Youku and Tudou suing each other
Updated: 2011-12-28 13:11
By Wang Yi (China Daily)
Youku and Tudou suing each other for more than 100m yuan
The two leading video-sharing portals in China are suing each other for more than 100 million yuan ($15.8 million), each claiming the other is pirating its content.
In mid-December Tudou.com announced it would file a lawsuit against Youku.com, which in turn said it was the victim of piracy and will also ask for more than 100 million yuan in compensation.
The public dispute grabbed headlines in the Chinese media and again put copyright concerns in the spotlight.
Yu Bin, financial and legal vice-president of Tudou, told a press conference on Dec 16 that the fracas started over Tudou's exclusive Chinese mainland deal for the Taiwan-made TV program Kangxi Come.
With a copyright in force from Dec 1 until the end of November next year, Yu said the show has already been pirated by other portals including Youku.
He alleged that most of the infringing videos on Youku were directly uploaded by its editors.
In his microblog Tudou CEO Wang Wei said Youku carried unauthorized content including Kangxi Come and sold ads in the videos, adding that the pirated content was even recommended by Youku's editors.
Links to infringing videos have now surpassed 80,000, he added.
The intentional piracy could take the online TV and movie industry back to the chaos littered with copyright disputes of two years ago, he said.
Youku fired back, asserting that more than 100 films and entertainment programs as well as its proprietary videos have been pirated by Tudou.

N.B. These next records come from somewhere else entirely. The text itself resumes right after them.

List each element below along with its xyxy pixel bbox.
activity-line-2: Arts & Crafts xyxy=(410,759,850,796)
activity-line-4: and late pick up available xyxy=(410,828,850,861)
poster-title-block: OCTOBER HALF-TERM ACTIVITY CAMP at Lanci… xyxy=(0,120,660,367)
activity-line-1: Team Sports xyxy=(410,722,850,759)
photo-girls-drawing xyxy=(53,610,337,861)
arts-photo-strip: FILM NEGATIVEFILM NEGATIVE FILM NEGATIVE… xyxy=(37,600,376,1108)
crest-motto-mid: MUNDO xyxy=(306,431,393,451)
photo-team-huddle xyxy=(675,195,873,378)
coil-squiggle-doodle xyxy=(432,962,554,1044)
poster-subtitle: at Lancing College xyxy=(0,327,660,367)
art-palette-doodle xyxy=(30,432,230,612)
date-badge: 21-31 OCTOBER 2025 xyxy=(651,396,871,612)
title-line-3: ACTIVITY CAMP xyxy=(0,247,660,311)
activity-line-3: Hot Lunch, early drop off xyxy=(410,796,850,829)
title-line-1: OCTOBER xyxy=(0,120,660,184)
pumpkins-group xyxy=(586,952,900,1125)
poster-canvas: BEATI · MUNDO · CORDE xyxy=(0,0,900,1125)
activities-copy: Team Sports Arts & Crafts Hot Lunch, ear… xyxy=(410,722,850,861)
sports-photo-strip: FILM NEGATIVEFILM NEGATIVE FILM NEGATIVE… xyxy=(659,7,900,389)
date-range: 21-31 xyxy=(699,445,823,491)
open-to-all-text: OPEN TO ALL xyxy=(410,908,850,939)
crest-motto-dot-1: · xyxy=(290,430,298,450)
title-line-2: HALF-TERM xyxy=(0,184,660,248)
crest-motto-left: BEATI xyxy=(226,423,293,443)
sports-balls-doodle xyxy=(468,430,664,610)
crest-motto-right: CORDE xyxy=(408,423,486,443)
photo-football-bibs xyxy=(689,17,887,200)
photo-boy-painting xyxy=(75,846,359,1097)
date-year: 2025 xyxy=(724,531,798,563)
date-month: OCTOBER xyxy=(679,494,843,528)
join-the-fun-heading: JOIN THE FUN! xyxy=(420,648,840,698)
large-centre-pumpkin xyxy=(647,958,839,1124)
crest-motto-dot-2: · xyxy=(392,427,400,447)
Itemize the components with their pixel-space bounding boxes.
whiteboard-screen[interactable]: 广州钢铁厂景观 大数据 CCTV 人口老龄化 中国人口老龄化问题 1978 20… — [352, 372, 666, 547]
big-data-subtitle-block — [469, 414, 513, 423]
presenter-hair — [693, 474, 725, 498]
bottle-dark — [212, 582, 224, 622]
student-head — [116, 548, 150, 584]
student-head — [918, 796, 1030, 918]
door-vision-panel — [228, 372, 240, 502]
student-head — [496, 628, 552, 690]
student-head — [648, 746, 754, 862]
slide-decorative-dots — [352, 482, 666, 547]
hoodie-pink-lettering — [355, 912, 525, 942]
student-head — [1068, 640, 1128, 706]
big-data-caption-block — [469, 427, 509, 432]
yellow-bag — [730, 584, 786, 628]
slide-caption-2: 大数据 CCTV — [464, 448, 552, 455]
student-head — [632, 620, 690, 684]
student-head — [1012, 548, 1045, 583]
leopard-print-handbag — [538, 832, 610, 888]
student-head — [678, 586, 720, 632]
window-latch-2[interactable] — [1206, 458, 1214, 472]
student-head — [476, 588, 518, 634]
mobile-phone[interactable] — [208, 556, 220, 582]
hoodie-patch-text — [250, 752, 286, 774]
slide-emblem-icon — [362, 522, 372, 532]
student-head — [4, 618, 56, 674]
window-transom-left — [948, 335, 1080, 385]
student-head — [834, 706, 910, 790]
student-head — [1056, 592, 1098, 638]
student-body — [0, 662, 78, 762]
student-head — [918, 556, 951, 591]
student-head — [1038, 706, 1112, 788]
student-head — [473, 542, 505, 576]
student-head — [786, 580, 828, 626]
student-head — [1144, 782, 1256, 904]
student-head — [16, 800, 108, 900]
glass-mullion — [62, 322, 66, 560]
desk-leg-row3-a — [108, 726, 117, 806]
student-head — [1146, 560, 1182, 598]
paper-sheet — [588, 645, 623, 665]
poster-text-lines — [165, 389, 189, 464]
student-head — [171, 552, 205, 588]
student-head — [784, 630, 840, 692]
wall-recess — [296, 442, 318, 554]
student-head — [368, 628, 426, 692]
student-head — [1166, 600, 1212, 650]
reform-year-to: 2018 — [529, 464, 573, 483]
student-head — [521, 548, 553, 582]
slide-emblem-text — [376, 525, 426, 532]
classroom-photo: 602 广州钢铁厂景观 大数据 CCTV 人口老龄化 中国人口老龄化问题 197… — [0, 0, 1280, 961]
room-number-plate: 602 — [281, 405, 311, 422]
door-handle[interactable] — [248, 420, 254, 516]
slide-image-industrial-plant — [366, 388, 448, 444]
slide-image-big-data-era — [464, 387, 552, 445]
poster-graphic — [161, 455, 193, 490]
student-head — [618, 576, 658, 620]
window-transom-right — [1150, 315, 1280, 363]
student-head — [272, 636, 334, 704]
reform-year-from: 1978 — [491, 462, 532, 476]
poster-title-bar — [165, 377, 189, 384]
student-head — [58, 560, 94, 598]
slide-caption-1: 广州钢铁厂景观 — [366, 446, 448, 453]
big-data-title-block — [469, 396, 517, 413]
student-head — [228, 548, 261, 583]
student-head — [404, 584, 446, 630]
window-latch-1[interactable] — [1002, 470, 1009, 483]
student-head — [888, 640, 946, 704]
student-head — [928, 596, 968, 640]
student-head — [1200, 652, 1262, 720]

Youku said it will file suit against Tudou in both Beijing and Shanghai asking for more than 100 million yuan in compensation.
Xinhua news agency cited Shi Yihua, business director of the Shanghai Multimedia Industry Association, saying that "no matter who is right, the dispute over copyrights is to some degree a blow against infringements".
Legal, copyrighted content has become central in the portals' battle over market share, industry insiders said.
Prices for legitimate popular films and TV series have surged over the past year from 10,000 yuan an episode a year ago to 1 million yuan or even 2 million yuan currently.
Sohu.com bought the exclusive online rights for the TV series New My Fair Princess for 20 million yuan in July, while Tencent.com - operator of QQ.com, one of the largest Web portals in China - paid 70 million yuan in October for the exclusive online rights to the new TV series Palace II.
While purchase prices for copyrighted content are skyrocketing, penalties for infringement remain light.
According to the intellectual property website cnipr.com, "the penalties for online video piracy are too low".
"It may take several months to go through legal proceedings and the final compensation might be just 10,000 yuan," it reports.
But many video websites are now publicly traded companies - Youku is listed on the New York Stock Exchange and Tudou is on the NASDAQ - so use of legal content is no longer a voluntary act in business, said Liu Chunquan, a senior partner of a Shanghai law firm.
Stock prices and the market add another layer of governance, he said.